Hideo Tamura / 2024.03.18 (Mon)


March 18, 2024

 
The Bank of Japan seems highly inclined to end its negative interest rate policy at its monetary policy meeting on March 18 and 19. As the average wage increase through spring labor-management negotiations compiled by the Japan Trade Union Confederation has reached 5.28%, the highest in 33 years, the central bank might have concluded that its 2% inflation target is on track to be achieved. In fact, however, domestic demand recovery is weak. Before deciding to raise interest rates, I would like the BOJ to demonstrate its firm determination and provide relevant explanation to prevent deflation from recurring.

Still insufficient recovery in domestic demand

In February 2016, the central bank introduced a policy interest rate to induce negative short-term interest rates with the aim of encouraging financial institutions to lend money. The current policy rate is minus 0.1%. A proposal to raise it to 0.0-0.1% is considered likely. Given domestic banks’ outstanding loans at 686.4 trillion yen as of the end of September last year, an interest rate of 0.1% represents 686.4 billion yen. The financial community claims that a world with positive interest rates is normal. Once the policy interest rate becomes positive, however, market interest rates may tend to move upward, exerting an enormous impact on the national economy. This is because the burden on borrowers such as companies and households increases as bank profits are naturally pushed up.

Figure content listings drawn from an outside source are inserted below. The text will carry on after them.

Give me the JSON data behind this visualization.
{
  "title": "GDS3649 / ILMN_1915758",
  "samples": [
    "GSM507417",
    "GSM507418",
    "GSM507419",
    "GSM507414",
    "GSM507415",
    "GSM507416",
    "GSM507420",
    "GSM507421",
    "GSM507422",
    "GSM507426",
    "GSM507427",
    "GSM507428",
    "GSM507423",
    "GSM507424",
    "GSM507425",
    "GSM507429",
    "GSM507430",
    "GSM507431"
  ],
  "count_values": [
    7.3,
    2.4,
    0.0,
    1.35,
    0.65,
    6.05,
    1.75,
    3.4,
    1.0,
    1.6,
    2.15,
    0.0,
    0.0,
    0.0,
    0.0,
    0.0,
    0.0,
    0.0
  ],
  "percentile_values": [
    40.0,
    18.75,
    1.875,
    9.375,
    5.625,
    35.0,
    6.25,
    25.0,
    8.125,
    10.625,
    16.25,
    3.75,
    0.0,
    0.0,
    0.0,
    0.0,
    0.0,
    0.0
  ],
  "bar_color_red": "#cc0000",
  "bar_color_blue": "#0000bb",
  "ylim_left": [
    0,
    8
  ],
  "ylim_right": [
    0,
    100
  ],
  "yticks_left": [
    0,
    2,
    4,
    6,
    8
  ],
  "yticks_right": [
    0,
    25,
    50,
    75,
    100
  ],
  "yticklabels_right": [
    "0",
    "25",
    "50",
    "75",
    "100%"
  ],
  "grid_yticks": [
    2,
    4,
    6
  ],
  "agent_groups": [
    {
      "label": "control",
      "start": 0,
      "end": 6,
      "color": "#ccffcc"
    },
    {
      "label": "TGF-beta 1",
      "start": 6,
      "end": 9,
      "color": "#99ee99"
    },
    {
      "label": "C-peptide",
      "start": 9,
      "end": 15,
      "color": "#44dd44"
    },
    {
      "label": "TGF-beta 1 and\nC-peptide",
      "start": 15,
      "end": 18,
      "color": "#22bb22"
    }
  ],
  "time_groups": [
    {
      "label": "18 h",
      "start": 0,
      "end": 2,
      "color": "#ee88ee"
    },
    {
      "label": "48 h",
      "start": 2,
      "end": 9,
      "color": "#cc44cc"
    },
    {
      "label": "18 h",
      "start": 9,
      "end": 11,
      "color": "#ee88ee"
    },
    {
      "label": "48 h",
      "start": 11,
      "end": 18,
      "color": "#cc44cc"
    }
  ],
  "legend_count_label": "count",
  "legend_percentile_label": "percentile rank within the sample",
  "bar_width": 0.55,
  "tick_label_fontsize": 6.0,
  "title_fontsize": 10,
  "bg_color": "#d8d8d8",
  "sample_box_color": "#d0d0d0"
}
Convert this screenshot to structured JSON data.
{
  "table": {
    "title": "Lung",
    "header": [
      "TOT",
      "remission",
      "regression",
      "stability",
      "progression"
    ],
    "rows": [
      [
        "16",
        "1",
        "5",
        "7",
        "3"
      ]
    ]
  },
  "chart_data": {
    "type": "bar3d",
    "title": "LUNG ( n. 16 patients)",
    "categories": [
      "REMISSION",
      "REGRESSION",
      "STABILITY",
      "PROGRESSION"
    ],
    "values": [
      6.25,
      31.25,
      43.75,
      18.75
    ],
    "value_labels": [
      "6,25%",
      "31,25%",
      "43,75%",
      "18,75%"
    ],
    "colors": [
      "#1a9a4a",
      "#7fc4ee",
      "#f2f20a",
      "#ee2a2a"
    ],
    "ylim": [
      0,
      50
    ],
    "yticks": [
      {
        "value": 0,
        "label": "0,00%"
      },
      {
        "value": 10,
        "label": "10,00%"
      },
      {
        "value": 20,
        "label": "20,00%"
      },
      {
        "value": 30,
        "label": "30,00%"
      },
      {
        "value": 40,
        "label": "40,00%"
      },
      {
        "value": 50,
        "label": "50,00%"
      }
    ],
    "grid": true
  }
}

The justification for positive interest rates relies on the premise that concerns about insufficient demand relative to supply capacity have dissipated, and there is confidence in breaking away from the deflationary phase that has persisted since 1997. However, household consumption in the October-December quarter of last year contracted for the third straight quarter. The rise of consumer price index has slowed down, and in January the index rose 2% year on year. But, if excluding overseas package tour expenses, the index posted a 1.9% increase. Still, the economy has been holding up because capital investment by private firms has been increasing against the backdrop of the yen’s depreciation. The yen-dollar exchange rate is influenced by the interest rate differential between Japan and the United States. If the prospect of Japan raising interest rates and the United States cutting them becomes clear, the yen could turn up against the dollar.

The high wage hike, compiled by the Japan Trade Union Confederation, mainly applies to large companies. It is uncertain whether substantial wage hikes would penetrate among medium-sized, small and micro companies that account for some 70% of Japan’s total employment. Overall, at this point, it is difficult to conclude that real wages for all workers will rise sustainably, and that we are unequivocally breaking away from deflation through domestic demand.

Repeated mistakes in the past

The BOJ has had a peculiar tendency to be wary of inflation rather than deflation in the first place. In August 2000, the central bank lifted its zero-interest-rate policy, leading the Japanese economy to plunge back into a deflationary recession. It ended its quantitative easing policy in March 2006 and terminated the reintroduced zero-interest-rate policy in July that year. This was also a mistake that came as deflationary pressure remained. If the BOJ is too much of a hurry this time again, the best opportunity to break away from deflation for the first time in 30 years could dissipate. BOJ Governor Kazuo Ueda has a grave responsibility.

Hideo Tamura is a Planning Committee member at the Japan Institute for National Fundamentals and a columnist at the Sankei Shimbun newspaper.